In good news for our egos, both men and women were pretty accurate at rating their own physical attractiveness, according to a new study. Couples also tended to be well-matched on their attractiveness, suggesting that we largely date and marry people in our own “league,” at least as far as beauty is concerned.
These findings come from a new analysis of nearly 1,300 opposite-sex couples and 27 individual studies led by Gregory Webster, Ph.D., the R. David Thomas Endowed Professor of Psychology at the University of Florida. Webster and his collaborators at Yale University and the State University of New York at Fredonia published their findings on May 25 in the Personality and Individual Differences academic journal.
Not only were men and women fairly good at judging their own attractiveness, but couples also tended to have similar views of their own beauty. For example, men who rated themselves as attractive tended to date women who had similar self-ratings.

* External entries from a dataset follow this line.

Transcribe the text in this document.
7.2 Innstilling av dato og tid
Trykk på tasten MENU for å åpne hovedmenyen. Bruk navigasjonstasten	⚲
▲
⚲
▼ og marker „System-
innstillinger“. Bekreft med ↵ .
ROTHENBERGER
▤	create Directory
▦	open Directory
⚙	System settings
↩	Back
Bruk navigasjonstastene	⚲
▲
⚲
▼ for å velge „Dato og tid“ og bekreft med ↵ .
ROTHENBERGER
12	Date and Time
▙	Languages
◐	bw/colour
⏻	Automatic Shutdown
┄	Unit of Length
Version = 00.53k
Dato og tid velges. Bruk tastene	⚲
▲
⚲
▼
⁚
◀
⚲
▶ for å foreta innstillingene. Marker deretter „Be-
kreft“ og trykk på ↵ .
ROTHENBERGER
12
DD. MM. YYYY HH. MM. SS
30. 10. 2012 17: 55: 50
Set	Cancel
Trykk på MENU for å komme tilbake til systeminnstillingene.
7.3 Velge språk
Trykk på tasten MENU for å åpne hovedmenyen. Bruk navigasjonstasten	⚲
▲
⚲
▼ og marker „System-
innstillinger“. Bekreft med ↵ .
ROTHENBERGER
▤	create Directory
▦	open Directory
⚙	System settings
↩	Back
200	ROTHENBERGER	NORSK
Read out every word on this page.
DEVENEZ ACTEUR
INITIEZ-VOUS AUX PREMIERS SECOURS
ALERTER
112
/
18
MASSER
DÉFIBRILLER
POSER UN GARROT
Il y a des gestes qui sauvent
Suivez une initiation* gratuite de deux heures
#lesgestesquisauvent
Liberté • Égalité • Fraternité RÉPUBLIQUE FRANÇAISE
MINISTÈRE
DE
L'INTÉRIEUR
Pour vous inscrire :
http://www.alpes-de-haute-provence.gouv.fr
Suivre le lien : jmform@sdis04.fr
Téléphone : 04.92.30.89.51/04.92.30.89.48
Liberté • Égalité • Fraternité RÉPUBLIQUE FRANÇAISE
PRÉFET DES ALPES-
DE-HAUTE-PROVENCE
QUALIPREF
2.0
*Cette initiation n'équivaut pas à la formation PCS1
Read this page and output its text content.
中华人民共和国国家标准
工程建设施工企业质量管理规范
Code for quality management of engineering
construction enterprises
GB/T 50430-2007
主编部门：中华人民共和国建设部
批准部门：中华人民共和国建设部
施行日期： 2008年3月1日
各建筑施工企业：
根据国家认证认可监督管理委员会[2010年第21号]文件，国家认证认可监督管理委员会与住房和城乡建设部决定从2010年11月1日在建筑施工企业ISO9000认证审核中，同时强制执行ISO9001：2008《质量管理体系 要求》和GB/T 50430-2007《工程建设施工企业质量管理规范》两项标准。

The data came from studies that asked members of couples to rate their own physical attractiveness. Their pictures were then shown to strangers who provided objective measures of their beauty.
Webster’s team re-analyzed a landmark meta-analysis, originally performed in 1988, which gathered data on 27 different studies that asked how attractiveness correlated within couples. In the past 34 years, researchers have developed new methods to analyze data from couples, providing the perfect opportunity to reassess the previous study in a new light.
“There’s an extensive line of research on meta-analysis. There’s an entire line of research on how to analyze data for couples. But they haven’t really been put together before,” Webster said.
That means the original data goes back even further, to as far as 1972. But the findings are still meaningful in 2024, Webster said.
“It’s possible that some aspects of attraction have changed over time, such as with the rise of online dating, where all you have at first are pictures,” Webster said. “On the flipside, the fundamentals of what humans consider to be attractive across cultures and across time are pretty consistent.”
The meta-analysis allowed Webster’s group to ask how these self-ratings change over relationships of different durations. Some studies focused on young, dating couples, while others were geared toward long-married spouses. The researchers discovered that, among people who had been together longer, men were more accurate at judging their own attractiveness — perhaps as the overconfidence of youth waned and men started viewing themselves more realistically.
“Men might be getting more realistic,” Webster said. “Nobody’s usually getting more attractive over time.”